Why did the spot price of gold fall sharply and by how much?
Gold plunged after Federal Reserve chairman Ben Bernanke said the US labour market was showing signs of improvement, which traders read as reduced near-term need for extra monetary stimulus. The spot price fell about US$66.47 an ounce (roughly 5%), finishing Thursday at US$1,720.82 after hitting a one-month low of US$1,688.40.
What did NAB’s inaugural Online Retail Sales Index reveal about Australian e‑commerce?

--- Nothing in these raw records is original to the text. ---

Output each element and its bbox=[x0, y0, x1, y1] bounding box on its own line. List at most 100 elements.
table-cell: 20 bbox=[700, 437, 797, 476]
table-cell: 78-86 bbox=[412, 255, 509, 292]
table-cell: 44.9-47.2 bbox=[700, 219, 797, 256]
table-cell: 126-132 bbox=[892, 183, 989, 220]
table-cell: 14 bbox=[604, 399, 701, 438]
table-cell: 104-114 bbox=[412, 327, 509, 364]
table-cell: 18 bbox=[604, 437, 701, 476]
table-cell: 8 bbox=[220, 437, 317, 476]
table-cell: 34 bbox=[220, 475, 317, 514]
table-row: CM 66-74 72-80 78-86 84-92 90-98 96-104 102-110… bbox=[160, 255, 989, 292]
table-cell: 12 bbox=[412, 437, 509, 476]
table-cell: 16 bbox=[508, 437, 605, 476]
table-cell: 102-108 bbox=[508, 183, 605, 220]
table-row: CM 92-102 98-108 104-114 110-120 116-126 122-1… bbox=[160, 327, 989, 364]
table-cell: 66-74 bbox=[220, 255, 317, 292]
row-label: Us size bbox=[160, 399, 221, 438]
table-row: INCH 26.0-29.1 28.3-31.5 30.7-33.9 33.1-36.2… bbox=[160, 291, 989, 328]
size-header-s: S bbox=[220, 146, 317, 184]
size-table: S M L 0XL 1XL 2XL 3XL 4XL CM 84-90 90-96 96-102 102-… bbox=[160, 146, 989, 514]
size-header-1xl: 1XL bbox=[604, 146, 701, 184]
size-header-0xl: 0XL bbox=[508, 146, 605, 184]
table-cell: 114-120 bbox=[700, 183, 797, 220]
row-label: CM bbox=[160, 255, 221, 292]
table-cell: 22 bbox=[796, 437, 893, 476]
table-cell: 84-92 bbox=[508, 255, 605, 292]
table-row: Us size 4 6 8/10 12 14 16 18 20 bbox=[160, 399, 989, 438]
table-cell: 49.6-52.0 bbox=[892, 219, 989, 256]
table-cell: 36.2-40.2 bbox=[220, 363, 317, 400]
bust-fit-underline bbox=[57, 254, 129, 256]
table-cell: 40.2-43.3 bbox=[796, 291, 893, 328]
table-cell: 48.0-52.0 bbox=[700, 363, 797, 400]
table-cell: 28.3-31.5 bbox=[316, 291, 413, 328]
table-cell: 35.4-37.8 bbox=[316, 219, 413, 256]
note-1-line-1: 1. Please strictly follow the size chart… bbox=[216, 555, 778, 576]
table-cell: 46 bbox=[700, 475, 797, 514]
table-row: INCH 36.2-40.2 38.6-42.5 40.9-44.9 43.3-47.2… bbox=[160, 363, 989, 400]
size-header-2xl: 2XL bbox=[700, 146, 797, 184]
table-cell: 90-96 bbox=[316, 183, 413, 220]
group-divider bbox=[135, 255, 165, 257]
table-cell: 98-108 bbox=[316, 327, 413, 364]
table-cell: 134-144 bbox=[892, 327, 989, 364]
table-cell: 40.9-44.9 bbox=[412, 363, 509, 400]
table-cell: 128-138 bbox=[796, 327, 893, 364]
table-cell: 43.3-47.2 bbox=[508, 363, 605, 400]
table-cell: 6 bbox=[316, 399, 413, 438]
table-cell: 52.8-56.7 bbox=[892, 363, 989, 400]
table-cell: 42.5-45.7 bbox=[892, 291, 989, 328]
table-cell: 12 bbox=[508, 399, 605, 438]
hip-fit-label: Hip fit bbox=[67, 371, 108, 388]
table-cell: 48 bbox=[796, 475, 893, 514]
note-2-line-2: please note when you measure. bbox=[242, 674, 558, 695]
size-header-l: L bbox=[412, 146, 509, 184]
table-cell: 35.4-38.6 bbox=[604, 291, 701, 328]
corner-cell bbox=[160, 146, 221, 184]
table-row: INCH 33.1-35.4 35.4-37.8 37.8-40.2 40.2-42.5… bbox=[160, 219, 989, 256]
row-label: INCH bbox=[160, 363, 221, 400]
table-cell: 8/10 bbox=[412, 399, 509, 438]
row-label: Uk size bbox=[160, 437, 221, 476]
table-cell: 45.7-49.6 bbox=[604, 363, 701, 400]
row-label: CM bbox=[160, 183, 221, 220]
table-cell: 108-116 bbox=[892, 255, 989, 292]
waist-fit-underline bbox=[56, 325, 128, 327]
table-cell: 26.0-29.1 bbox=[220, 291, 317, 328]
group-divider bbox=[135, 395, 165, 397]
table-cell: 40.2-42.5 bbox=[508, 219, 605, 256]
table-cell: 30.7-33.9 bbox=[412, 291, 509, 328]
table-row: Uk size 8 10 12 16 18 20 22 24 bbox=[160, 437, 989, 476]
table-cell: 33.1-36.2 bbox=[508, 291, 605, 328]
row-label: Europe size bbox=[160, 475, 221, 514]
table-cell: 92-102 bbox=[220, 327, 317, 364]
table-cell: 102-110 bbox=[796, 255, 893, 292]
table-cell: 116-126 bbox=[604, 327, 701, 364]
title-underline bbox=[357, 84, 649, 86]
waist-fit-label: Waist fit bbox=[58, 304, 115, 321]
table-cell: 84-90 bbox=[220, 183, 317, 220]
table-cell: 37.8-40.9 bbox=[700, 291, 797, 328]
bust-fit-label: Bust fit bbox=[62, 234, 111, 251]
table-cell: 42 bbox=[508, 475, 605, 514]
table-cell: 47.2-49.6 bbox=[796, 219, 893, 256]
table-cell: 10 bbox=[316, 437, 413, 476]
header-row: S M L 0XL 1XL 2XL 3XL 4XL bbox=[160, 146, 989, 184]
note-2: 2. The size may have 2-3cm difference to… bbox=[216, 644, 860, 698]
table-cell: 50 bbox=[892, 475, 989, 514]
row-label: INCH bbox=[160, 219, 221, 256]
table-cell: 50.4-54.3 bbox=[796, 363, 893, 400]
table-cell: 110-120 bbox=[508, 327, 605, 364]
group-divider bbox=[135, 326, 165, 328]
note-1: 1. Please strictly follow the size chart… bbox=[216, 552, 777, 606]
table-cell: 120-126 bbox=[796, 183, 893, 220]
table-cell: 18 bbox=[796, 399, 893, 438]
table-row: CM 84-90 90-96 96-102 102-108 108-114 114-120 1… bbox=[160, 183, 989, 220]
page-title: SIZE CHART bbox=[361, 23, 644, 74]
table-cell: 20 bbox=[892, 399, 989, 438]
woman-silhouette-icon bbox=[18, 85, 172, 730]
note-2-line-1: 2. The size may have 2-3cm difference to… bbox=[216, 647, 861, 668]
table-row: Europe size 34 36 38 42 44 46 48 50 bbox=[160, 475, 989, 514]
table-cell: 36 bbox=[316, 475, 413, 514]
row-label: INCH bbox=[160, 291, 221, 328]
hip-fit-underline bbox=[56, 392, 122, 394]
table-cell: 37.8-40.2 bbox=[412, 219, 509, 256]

NAB’s Online Retail Sales Index showed Australians spent about A$10.5 billion with online retailers last year. That represented roughly 4.9% of Australia’s A$216 billion retail sector, but online retail grew about 29% annually compared with 2.5% growth for bricks‑and‑mortar retailers.
How did Harvey Norman shares move and what was the quoted price?
Harvey Norman shares were down on the day, trading around A$1.98, with the article reporting a decline of about 2%.
How did the Australian dollar move against major currencies this week?
The Australian dollar appreciated against several major trading partners: it strengthened against the US dollar to close at US$1.0788 and rose against the yen to close at 87.86.
Did comments from Ben Bernanke influence investor sentiment here in Australia?
Yes. Bernanke’s remarks about an improving US labour market prompted traders to scale back expectations for immediate further Fed stimulus, which knocked back assets that had benefited from easing bets – notably contributing to the sharp fall in gold and weighing on broader risk sentiment.
What should everyday investors take away from this week’s market moves and the end of reporting season?
With reporting season winding down and attention shifting to the upcoming Reserve Bank board meeting, markets reacted more to policy signals and anticipated central bank moves than to earnings surprises. The key takeaway is that expected policy actions (like ECB loan packages or Fed comments) can have muted market impact if already priced in, while surprise commentary can drive sharp moves in assets such as gold and currency pairs.